Telcos will need to throw more support behind underdogs such as Nokia in order to break free from Apple-Google duopoly in today's mobile market, urges Ovum analyst.
Written by Kevin Kwang, Contributor

Carriers need to look beyond Apple and Android-powered devices and put more support behind the "underdogs" such as Nokia to prevent fulfilling their fears of handing all power over their subscribers to the Apple-Google duopoly, one analyst says.

Tony Cripps, principal analyst of devices and platforms at Ovum, noted in a statement Friday that there might be a "possible lack of faith" among telcos directed toward devices and platforms that exist in the "smartphone badlands" beyond Apple's and Google's realms of influence.

However, he said these companies are missing the point. "There's little objectively wrong with many of the products competing with Apple, Samsung and Google that greater customer awareness and a big budget marketing drive could not cure," the analyst stated.

This is why telcos need to a great deal more to "assist the underdogs if they do not want to be the engineers of their self-fulfilling prophecy of handling all power over their subscribers to the duopoly of Apple and Google", Cripps urged.

Struggling to make inroads
The Ovum analyst's comments came after Nokia reported a less-than-sterling first quarter earnings report.

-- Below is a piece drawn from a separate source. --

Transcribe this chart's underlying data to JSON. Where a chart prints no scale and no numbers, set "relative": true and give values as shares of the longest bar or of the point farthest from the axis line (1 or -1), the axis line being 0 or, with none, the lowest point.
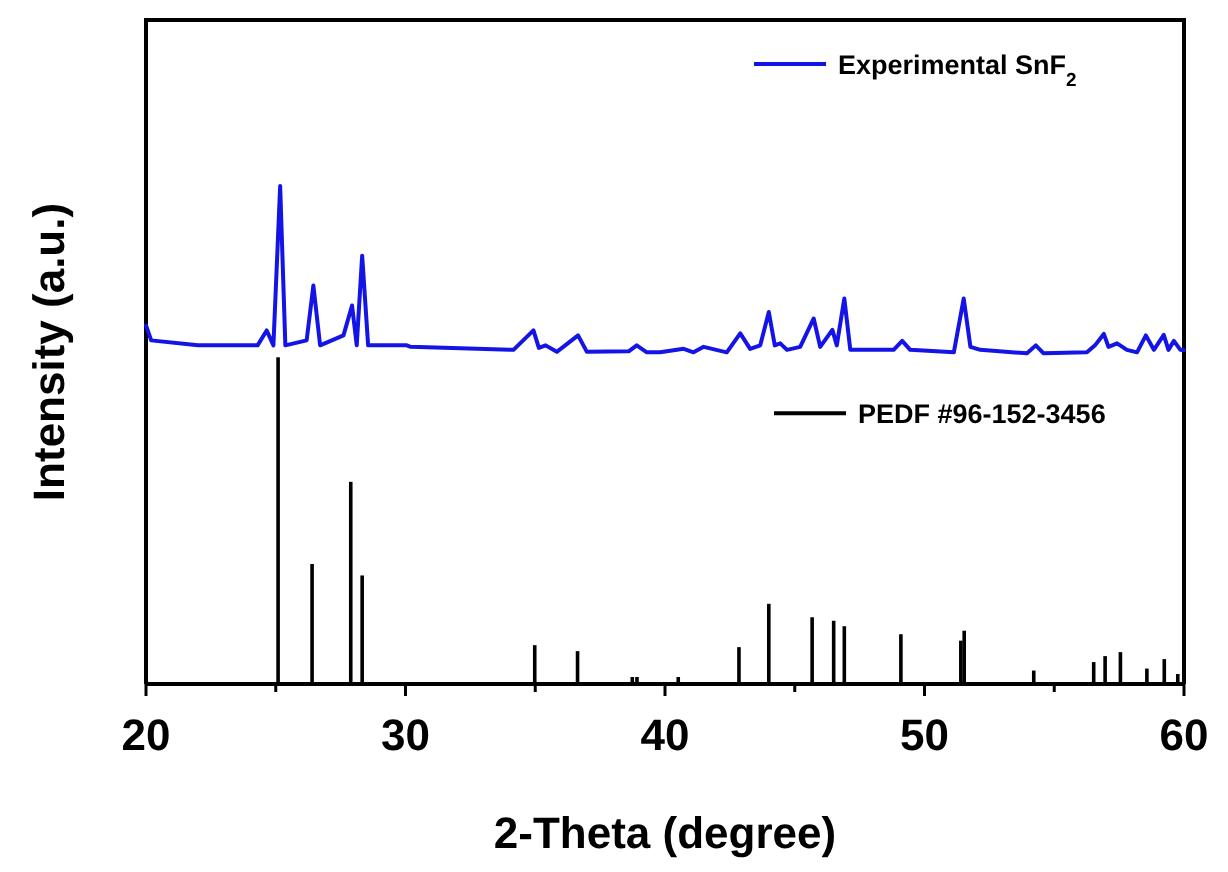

The Finnish phonemaker revealed net sales reaching 7.35 million euros, which is a 29 percent drop from the same time last year. This follows the US$1.5 billion loss it posted for 2011.

CEO Stephen Elop noted in the earnings statements that while progress has been made in terms of advancing its new strategy revolving around its Lumia range of Windows Phone devices, it has faced "greater than expected competitive challenges".

He said: "We have launched four Lumia devices ahead of schedule to encouraging awards and popular acclaim. The actual sales results have been mixed. We exceeded expectations in markets including the United States, but establishing momentum in certain markets including the U.K. has been more challenging.

"At the same time, the lower price tiers of our industry are undergoing a structural change, and traditional feature phones are challenged by full touch devices. As a result we are taking deliberate measures to continue to renew our Series 40 platform, and we plan to strengthen our line-up in Q2 2012. We are making investments in our mobile phones business unit aimed at addressing the gaps in our offering."

Reuters also reported on Thursday that the company's head of sales, Colin Giles, will be leaving in June as it restructures the sales team following poor performances.

The executive is leaving to spend more time with his family and would not be replaced, with this duties being taken over by markets unit chief Niklas Savander, the report noted.